Quelques réflexions sur les votations du 19 mai dernier

Ce sont deux OUI sans surprise qui sont sortis des urnes dimanche dernier et deux OUI de bon sens

Christa Calpini, pharmacienne et ancienne députée |En ce qui concerne la Loi fédérale relative à la réforme fiscale et au financement de l’AVS (RFFA), la population a accepté ce compromis très suisse qui vise d’un côté à sécuriser nos retraites et de l’autre à rétablir l’équité fiscale entre les entreprises actives à l’international et celles du marché intérieur. Voter sur un paquet de deux objets ne plaît pas à tout le monde mais c’est un moyen efficace pour que chacun mette de l’eau dans son vin et ainsi arriver  à un consensus. Les Vaudois connaissent bien la démarche, eux qui se sont prononcés sur un double sujet de ce type en 2016 (volet cantonal).
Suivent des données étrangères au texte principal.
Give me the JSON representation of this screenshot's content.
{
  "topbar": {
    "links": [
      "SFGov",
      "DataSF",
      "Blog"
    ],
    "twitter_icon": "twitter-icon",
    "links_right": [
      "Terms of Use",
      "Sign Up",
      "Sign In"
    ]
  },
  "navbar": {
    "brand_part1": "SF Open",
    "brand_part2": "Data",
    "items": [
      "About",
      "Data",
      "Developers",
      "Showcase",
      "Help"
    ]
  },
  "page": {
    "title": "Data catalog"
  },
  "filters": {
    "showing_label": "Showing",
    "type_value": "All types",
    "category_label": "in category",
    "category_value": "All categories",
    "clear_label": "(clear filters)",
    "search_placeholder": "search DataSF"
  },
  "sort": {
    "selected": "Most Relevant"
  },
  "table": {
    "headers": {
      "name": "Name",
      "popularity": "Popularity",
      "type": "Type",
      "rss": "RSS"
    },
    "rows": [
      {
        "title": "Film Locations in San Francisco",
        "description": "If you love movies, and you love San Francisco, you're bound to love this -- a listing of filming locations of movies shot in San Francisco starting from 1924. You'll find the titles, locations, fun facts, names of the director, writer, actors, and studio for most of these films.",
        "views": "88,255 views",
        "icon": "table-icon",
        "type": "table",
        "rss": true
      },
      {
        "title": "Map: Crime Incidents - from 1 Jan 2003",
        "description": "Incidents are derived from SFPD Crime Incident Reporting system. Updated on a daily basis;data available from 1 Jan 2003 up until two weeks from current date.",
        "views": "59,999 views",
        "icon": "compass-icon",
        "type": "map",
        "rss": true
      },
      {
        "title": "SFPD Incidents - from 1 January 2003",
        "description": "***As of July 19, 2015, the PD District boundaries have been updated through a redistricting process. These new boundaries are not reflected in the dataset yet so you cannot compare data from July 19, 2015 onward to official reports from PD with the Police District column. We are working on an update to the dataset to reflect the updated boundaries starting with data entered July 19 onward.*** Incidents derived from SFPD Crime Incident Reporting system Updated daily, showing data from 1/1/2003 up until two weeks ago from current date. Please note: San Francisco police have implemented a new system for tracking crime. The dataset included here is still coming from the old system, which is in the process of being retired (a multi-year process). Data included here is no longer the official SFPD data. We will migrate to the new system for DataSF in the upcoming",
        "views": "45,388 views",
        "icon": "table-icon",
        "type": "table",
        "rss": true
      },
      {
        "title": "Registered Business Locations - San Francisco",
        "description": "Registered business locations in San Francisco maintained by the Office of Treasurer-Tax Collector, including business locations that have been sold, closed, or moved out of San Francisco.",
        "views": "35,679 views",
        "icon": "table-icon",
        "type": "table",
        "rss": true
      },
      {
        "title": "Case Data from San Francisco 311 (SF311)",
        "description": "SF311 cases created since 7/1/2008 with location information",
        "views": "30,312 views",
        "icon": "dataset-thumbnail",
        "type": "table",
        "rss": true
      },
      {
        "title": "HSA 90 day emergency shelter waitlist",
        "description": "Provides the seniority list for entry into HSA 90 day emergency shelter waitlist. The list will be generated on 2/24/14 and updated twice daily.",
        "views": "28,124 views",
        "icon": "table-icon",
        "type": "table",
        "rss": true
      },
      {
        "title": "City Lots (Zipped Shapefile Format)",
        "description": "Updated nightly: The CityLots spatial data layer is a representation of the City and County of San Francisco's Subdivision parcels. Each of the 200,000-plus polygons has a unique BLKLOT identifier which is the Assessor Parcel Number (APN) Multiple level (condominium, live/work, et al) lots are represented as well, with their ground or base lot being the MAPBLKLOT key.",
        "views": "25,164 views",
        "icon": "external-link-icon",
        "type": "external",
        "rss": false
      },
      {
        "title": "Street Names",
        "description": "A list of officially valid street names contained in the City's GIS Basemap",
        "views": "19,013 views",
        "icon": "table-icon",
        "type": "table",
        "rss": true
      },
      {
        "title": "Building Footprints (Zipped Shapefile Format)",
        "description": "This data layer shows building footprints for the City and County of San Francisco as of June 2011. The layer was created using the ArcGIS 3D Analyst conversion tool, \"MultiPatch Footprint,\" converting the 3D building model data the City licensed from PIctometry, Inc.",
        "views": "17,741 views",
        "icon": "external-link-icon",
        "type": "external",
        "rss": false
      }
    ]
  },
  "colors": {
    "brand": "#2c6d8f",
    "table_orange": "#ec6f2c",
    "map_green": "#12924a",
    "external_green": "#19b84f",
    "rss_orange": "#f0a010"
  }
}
En 2017, ce que les Vaudois avaient accepté était refusé au niveau fédéral (RIE III)  d’où la nécessité de présenter rapidement un nouveau projet amélioré avec des mesures de compensation sociale. Cette fois, le but est atteint avec 66% de OUI. Pour notre canton, ce OUI à la RFFA, outre le fait de consolider financièrement l’AVS, représente aussi une manne de 100 millions de francs par an pour indemnisation (canton et communes). Les exigences des cantons et des communes ont été prises en considération et l’équilibre entre charges supplémentaires et allègements fiscaux a été amélioré. Quant à l’AVS, personne ne peut être indifférent aux déficits croissants qu’elle enregistre depuis 2014. Le fonds AVS a une année de rentes en réserve et sera épuisé dans 10 ans. Ne rien entreprendre aujourd’hui aurait été d’une inconscience grave. Le OUI de dimanche ne suffira d’ailleurs pas et le Conseil fédéral prépare une importante réforme (AVS 21) pour garantir le financement et maintenir le niveau des rentes. Notre population vieillit, nous vivons de plus en plus longtemps et les adaptations pour que chaque travailleur puisse toucher son dû sont absolument indispensables.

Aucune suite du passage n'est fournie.